Does putting holes directly into a plastic boat that you plan on sitting on in the middle of a lake, especially a great lake, terrify anyone else? It terrifies me and is one of the reasons I don’t do very many modifications to my kayaks. However, sometimes it is necessary to get the perfect, clean, sharp look out of an install. Not being the most handy person around, I did come up with a fairly simple no-drill transducer installation for my Coosa FD.
The first problem is the transducer itself. Where and how do I mount this thing? On the Coosa FD, there are scupper mounts on either sides of the drive. I chose to utilize these mounts to decrease the amount of equipment needed to attach it to my kayak. Transducer arms are great, but it just wasn’t something I wanted to spend my money on. There are a couple of options out there for putting the transducer in the scupper, but I went with a simple, easy to remove mount that has worked like a charm for me.
Fortunately for me, I had a retired kayak to use for raw materials. First, I cut out a small disc from the bottom of the old/retired/used kayak. A plastic cutting board would be suggested if you don’t have a retired kayak laying around. If you look at the scupper holes on the FD, the opening is wider at first and then slims down to a smaller diameter before creating the cylinder to the bottom of the kayak. We need this disc to fit inside of the outer circumference but sit on top if the inner one. The disc should have a diameter under 2.5 inches to fit snugly. The easy way to do this would be to use a hole saw, but not owning many tools, I used a sharpie to mark the circumference on the kayak. I would then drill a hole on the edge of the sharpie line. I repeated this around the whole circle until I had a cut out with about 25 u shaped edges around the disc. Now I had to smooth the edge of the disc out to fit into the scupper hole, and again not owning many tools, I strategically ground the edge of the disc on my driveway until it was smooth and the perfect size.

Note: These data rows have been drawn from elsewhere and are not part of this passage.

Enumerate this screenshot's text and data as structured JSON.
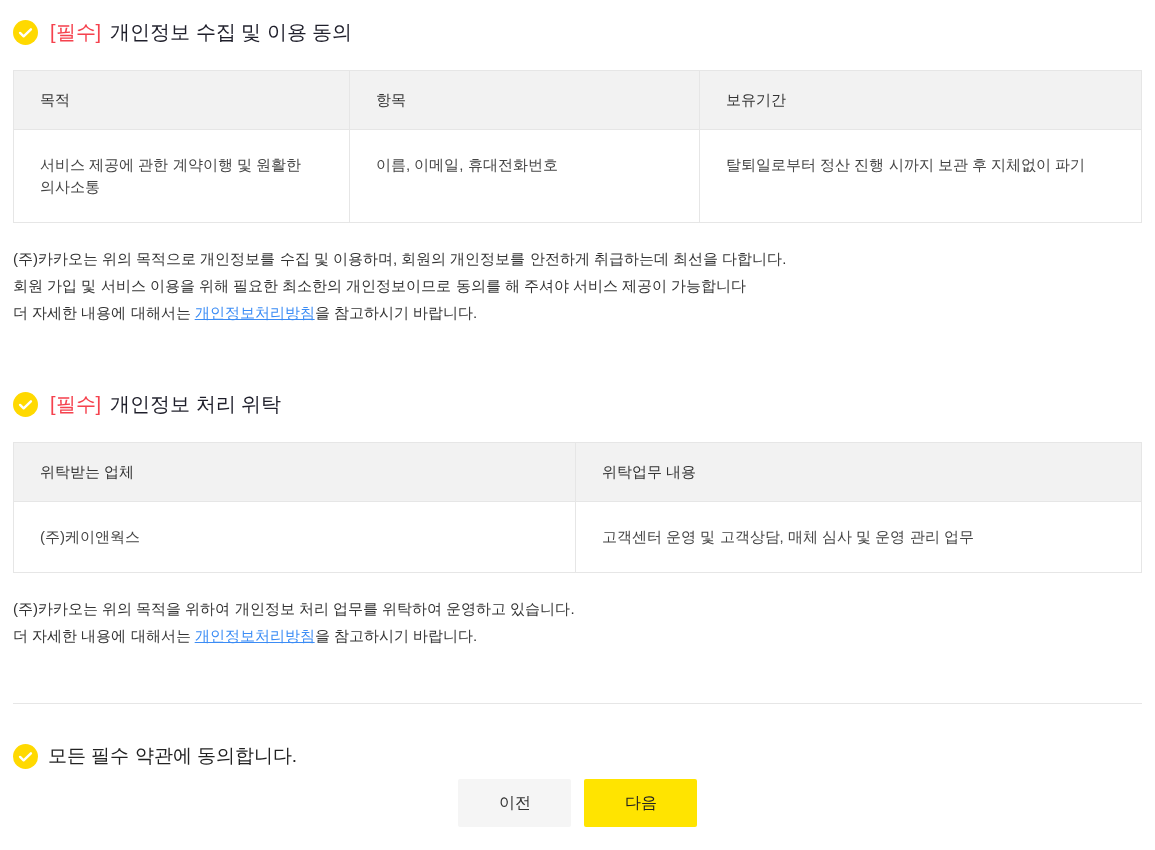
{
  "sections": [
    {
      "checked": true,
      "tag": "[필수]",
      "title": "개인정보 수집 및 이용 동의",
      "table": {
        "columns": [
          "목적",
          "항목",
          "보유기간"
        ],
        "rows": [
          [
            "서비스 제공에 관한 계약이행 및 원활한 의사소통",
            "이름, 이메일, 휴대전화번호",
            "탈퇴일로부터 정산 진행 시까지 보관 후 지체없이 파기"
          ]
        ]
      },
      "notes": [
        [
          {
            "kind": "text",
            "text": "(주)카카오는 위의 목적으로 개인정보를 수집 및 이용하며, 회원의 개인정보를 안전하게 취급하는데 최선을 다합니다."
          }
        ],
        [
          {
            "kind": "text",
            "text": "회원 가입 및 서비스 이용을 위해 필요한 최소한의 개인정보이므로 동의를 해 주셔야 서비스 제공이 가능합니다"
          }
        ],
        [
          {
            "kind": "text",
            "text": "더 자세한 내용에 대해서는 "
          },
          {
            "kind": "link",
            "text": "개인정보처리방침"
          },
          {
            "kind": "text",
            "text": "을 참고하시기 바랍니다."
          }
        ]
      ]
    },
    {
      "checked": true,
      "tag": "[필수]",
      "title": "개인정보 처리 위탁",
      "table": {
        "columns": [
          "위탁받는 업체",
          "위탁업무 내용"
        ],
        "rows": [
          [
            "(주)케이앤웍스",
            "고객센터 운영 및 고객상담, 매체 심사 및 운영 관리 업무"
          ]
        ]
      },
      "notes": [
        [
          {
            "kind": "text",
            "text": "(주)카카오는 위의 목적을 위하여 개인정보 처리 업무를 위탁하여 운영하고 있습니다."
          }
        ],
        [
          {
            "kind": "text",
            "text": "더 자세한 내용에 대해서는 "
          },
          {
            "kind": "link",
            "text": "개인정보처리방침"
          },
          {
            "kind": "text",
            "text": "을 참고하시기 바랍니다."
          }
        ]
      ]
    }
  ],
  "agree_all": {
    "checked": true,
    "label": "모든 필수 약관에 동의합니다."
  },
  "buttons": [
    {
      "kind": "secondary",
      "label": "이전"
    },
    {
      "kind": "primary",
      "label": "다음"
    }
  ]
}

The next step is attaching the transducer to this disc. First, I drilled two holes, symmetrical to each other, near the center of the disc. I made the holes just big enough to pass a bungee cord through. I drilled a third cut out from the edge of the disc to allow the transducer cable to pass by the disc. I chose to use a bungee cord as the mechanism to attach the transducer to the disc–one of the main reasons I chose the bungee cords was because I also had extra ones from the retired kayak just lying around. This was the hardest part of the install.
The next part is to install the transducer to the kayak. Run the bungee cord, or maybe a longer zip tie, through the mounting hole on the transducer. Then, run the bungee cords from the bottom through the scupper hole and to the deck of the kayak. Run each side of the bungee cord through the two cords on the disc and slide the disc into the scupper. All you have to do then is tighten the bungee cords until the transducer is sitting in the desired position in the scupper. You can tie off the bungee to hold it in place, but I found it easier to use toggle springs, like from a jacket, to hold the bungee taught, and then I tied off the extra to secure the mount.

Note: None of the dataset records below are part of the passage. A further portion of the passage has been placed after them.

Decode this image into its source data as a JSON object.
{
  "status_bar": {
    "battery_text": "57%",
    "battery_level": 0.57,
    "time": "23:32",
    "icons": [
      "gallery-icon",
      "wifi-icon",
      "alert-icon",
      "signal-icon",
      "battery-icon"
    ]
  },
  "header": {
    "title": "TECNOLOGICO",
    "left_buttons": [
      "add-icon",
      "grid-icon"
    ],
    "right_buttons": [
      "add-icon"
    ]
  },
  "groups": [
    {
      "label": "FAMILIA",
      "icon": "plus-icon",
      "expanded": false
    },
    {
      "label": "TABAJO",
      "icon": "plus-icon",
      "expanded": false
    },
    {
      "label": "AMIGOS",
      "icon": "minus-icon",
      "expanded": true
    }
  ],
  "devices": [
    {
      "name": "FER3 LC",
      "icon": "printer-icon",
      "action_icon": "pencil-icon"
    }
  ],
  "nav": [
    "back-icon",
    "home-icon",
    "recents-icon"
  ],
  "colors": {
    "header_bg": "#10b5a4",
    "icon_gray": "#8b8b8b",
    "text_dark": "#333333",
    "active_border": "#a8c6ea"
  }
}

If all of that sounds like too much work and you have an extra $20, just go to Jackson’s store and take a look at this product. http://store.jacksonkayak.com/transducer-kit-coosa-hd-fd/
Now, the hard part is over, and you are left with all this transducer wire on your deck. This is where I did not want to drill. Many people are fans of drilling into the side to hide these wires as soon as possible. I simply ran the wire up the side of the flex drive unit, under the mounting bar where you tighten the drive to the kayak. Then I ran it up in the space between the bar and the hatch area. There is a draining groove directly in front of the hatch that I set the wires in to run to the corner of the hatch. Now I simply just open the hatch, put the remaining wire into the hatch, and shut in in the corner. With the hatch being closed, all the wires are secured into place. As for my battery, I use Nocqua battery packs, so I attach my battery in the hatch and leave everything inside the kayak.

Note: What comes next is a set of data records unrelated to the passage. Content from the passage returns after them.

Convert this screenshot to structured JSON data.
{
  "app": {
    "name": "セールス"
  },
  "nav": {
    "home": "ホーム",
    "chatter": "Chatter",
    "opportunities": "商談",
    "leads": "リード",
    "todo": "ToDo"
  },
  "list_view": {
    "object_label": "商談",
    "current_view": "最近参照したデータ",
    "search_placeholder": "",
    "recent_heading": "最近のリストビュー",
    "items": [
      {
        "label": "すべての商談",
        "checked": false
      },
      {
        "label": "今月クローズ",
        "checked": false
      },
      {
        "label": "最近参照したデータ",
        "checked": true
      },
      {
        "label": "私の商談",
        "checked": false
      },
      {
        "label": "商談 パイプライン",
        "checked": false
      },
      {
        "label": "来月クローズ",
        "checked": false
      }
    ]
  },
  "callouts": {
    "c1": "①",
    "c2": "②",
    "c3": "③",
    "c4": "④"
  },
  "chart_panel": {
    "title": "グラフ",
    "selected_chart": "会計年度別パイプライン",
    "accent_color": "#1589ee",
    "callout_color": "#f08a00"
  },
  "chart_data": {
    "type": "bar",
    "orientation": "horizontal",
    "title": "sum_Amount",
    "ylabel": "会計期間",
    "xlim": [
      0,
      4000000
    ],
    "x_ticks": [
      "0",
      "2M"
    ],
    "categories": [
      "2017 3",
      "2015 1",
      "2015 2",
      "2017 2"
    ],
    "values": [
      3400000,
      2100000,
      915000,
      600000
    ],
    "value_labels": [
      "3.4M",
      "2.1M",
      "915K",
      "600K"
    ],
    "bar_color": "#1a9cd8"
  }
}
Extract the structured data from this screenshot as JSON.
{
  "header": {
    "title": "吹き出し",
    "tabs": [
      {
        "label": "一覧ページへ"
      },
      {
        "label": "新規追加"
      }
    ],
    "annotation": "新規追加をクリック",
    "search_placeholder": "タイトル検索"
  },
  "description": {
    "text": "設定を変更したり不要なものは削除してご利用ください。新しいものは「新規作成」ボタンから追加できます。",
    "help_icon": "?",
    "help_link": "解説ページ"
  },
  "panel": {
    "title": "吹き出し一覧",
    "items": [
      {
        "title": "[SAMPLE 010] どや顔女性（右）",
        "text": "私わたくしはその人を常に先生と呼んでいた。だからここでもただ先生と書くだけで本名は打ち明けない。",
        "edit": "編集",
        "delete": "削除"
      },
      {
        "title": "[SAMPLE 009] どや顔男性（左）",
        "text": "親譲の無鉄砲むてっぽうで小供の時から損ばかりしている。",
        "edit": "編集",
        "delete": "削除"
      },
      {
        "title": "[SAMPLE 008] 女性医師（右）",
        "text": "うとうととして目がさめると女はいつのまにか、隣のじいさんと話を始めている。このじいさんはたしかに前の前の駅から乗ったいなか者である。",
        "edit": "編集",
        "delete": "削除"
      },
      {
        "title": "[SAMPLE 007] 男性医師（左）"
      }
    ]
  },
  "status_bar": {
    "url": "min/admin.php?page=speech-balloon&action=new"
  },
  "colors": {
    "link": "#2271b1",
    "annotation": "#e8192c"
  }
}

Ok, once we have the transducer installed, now where does the unit go? I utilize a Raymarine Dragon Fly 7 pro. This unit has a decent size screen, but it is still compact. I chose to mount the unit with a ram ball and ram double socket arm. With the proper size hex key, you can remove the bolt on the outside of the gear track that is used to attach the flex drive. I lifted it off just enough to slide a ram ball on and then replaced the bolt. Now I can set my unit on the ram ball, close to my wire connections and in perfect view at all times. You can also slightly angle the ram double socket to ensure your foot won’t touch the unit while pedaling.
I have used this installation all year and haven’t had an issue. I am still a newbie when it comes to utilizing a fish finder, but I have to admit there were fish I caught this season that I wouldn’t have found without its help. They can be amazing tools, and they don’t necessarily need a drill to install!